The diagnosis of WD and its ongoing monitoring is challenging when associated with an underlying kidney disease such as Alport syndrome. The frequency of abnormal liver enzymes in patients with Alport syndrome is unknown and the differential diagnosis can be broad. Elevated transaminases may initially be attributed to dyslipidemia or drug induced hepatotoxicity. Additionally, dyslipidemia may worsen in the setting of nephrotic syndrome. Angiotensin-converting enzyme-inhibitors, including Enalapril, Captopril, and Lisinopril, frequently used in the treatment of Alport syndrome, may infrequently have hepatotoxic effects [678]. However the differential diagnosis for the abnormal liver tests should also include hepatitis B, hepatitis C, alpha-1 antitrypsin, autoimmune hepatitis, nonalcoholic steatohepatitis and WD.

Initial laboratory results in the patient presented in our case report included a low serum ceruloplasmin.
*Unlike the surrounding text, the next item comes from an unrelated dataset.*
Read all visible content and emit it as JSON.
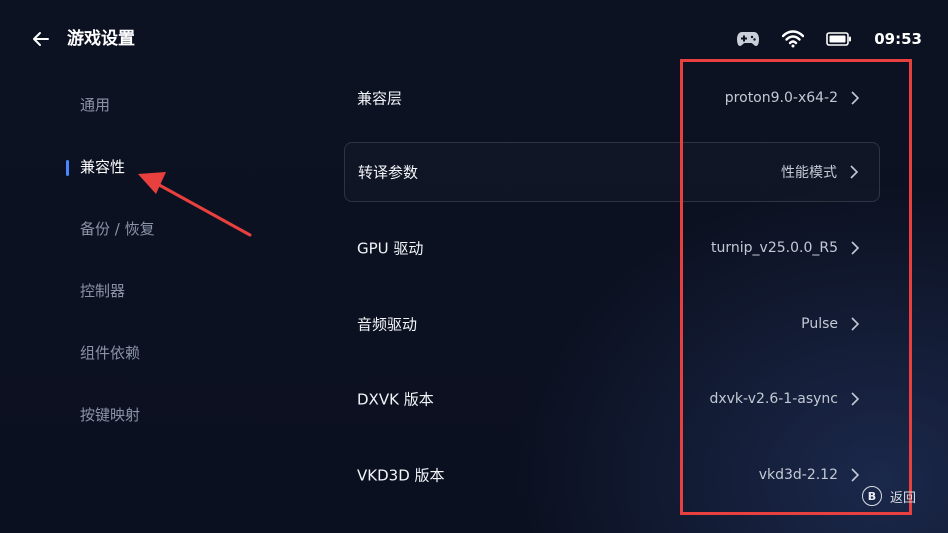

However, in Alport syndrome, proteinuria alone might lead to a low serum ceruloplasmin since this protein is among the serum proteins inappropriately filtered by the damaged glomerulus. Furthermore, Alport syndrome can also lead to increased urinary loss of heavy metals such as zinc and copper due to be presence of proteinuria [459], which may also complicate the diagnosis and monitoring of the disease. Trientene treatment may also contribute to increased urinary zinc loss. Zinc deficiency has not been reported in patients with WD on chelation therapy, likely due to the ubiquitous presence of dietary zinc. Urine macroglobulin was not measured which could assist in differentiating the etiology of the urine zinc loss between proteinuria and chelation therapy.

Based on the Leipzig criteria for establishing a diagnosis of WD, elevated urine copper >2 times the upper limit of normal will give 2 points, and low ceruloplasmin below 10 ng/dL will give an additional 2 points, summing 4 points, which is considered as a high likelihood of WD diagnosis [10]. In the patient described and in other patients with non-selective proteinuria, a low serum ceruloplasmin and increased urine copper could be attributed to the glomerulopathy rather than WD. We suggest that in patients with proteinuria and abnormal liver tests or other symptomatology (neurological or psychiatric), additional work up, including a liver biopsy and genetic testing, should be considered.

Little has been published about urinary zinc excretion in patients with WD not on zinc therapy. In our patient, urinary zinc excretion was high even before he was transitioned from trientine to zinc. This was similar to a recent report showing high zinc excretion in WD patients on trientine taken once daily [11]. Urine zinc may therefore be elevated due to chelation with trientene, however in our patient zinc excretion due to the leaky glomerulus and proteinuria could not be excluded. Therefore it may be difficult to monitor compliance with zinc therapy for maintenance as well unless baseline values are known for the patient off of all therapy [459]. On zinc monotherapy for his WD, the patient's liver enzymes have normalized and urinary copper excretion remains decreased, suggesting effective treatment.